Turmeric is widely cultivated for its rhizomes which are used as a bright
yellow-orange culinary spice. It has been known as poor man's saffron because it offers a less expensive alternative yellow colouring.
In turmeric, curcumin is the primary pigment and is generally used in various food industries as a food color. It is mainly used in dairy products, beverages, cereal, confectionary, ice cream, bakery, and savory products.
Turmeric is mostly used in flavored milk drinks, cultured milk and desserts to obtain lemon and banana colors in dairy.
Turmeric is added at higher levels to sausages, pickles, relishes, sauces, dry mixes, and fish due to its original usage as a spice.
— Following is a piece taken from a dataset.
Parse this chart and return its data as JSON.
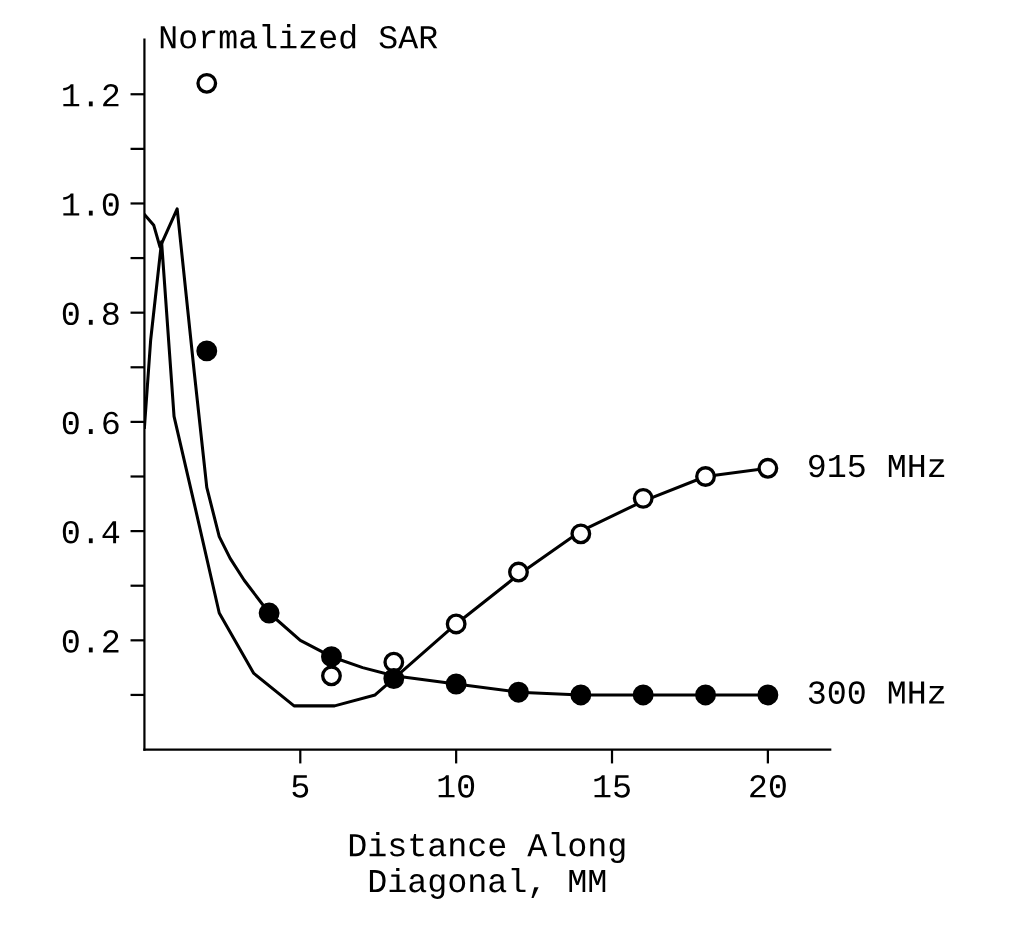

- Turmeric contains curcumin and an essential oil
- Dry rhizomes yield 5.8 % essential oil
- Fresh ones yield 0.24 % oil containing zingiberine
- Ketone and alcohol are obtained on volatile distillation
Turmeric’s color properties is everlasting but flavour and aroma is loss quickly if not store properly. Store it in airtight containers away from sunlight. Store in cool, dark, dry places.
Value per 100 grams
- Moisture :13.100 gm
- Protein : 6.300 gm
- Fat : 5.100 gm
- Minerals : 3.500 gm
- Fibre: 2.600 gm
- Carbohydrates: 69.400 gm
- Energy: 349.000 K cal
- Calcium: 150.000 mg
- Phosphorus: 282.000 mg
- Iron: 67.800 mg
In addition, it also contains calcium, phosphorous, iron, carotene, thiamine and niacin.
Two teaspoons of turmeric contains
- Iron: 1.88 milligrams
- Vitamin B: 0.08 milligrams
- Dietary fiber: 0.96 grams
- Potassium: 114.48 milligrams
- Manganese: 0.36 grams
Turmeric is a spice made from grinding the roots of the Curcuma longa plant, also called curcumin. It is a prime ingredient in curry powder and figures heavily in Asian cuisines. Because it imparts a vivid yellow color to the food it is cooked with; it is often used to color as well as flavor condiments, rice dishes and sauces.
- It is one of the principle ingredients of curry powder.
- Turmeric can be used as a substitute for saffron.
- It is used to flavour and colour butter, cheese, margarine, pickles, mustard, liquor, fruit drinks, cakes, table jellies, fruit dishes and other foodstuffs.
- Use Turmeric to add Eastern mystery to new favorites as well as in traditional curries, rice and chicken dishes, and condiments.
- Turmeric is a classic addition to chutneys, pickles, and relishes. Add a pinch of Turmeric to fish soups. Blend with melted butter and drizzle over cooked vegetables, pasta, or potatoes.
- In Asiatic countries it is utilized as a food adjunct in many vegetables, meat and fish preparations.
- Turmeric’s small quantity is used in medicine and cosmetics and major quantity of turmeric is utilised as a condiment in India.
- Turmeric oil is also used to impart the flavour in food and perfume industries.
- It adds a warm, mild aroma and distinctive yellow colour to foods.
- Turmeric is extremely strong, and actually gets stronger when cooked. A little goes a long way, so use it carefully when experiment it.
- It is a powerful yellow dye; therefore keep away from touching your clothing when working with turmeric.
- Substitute 1 teaspoon dry mustard for 1 teaspoon of turmeric.
- Due to different varieties the color of turmeric can vary from deep yellow-orange to bright yellow.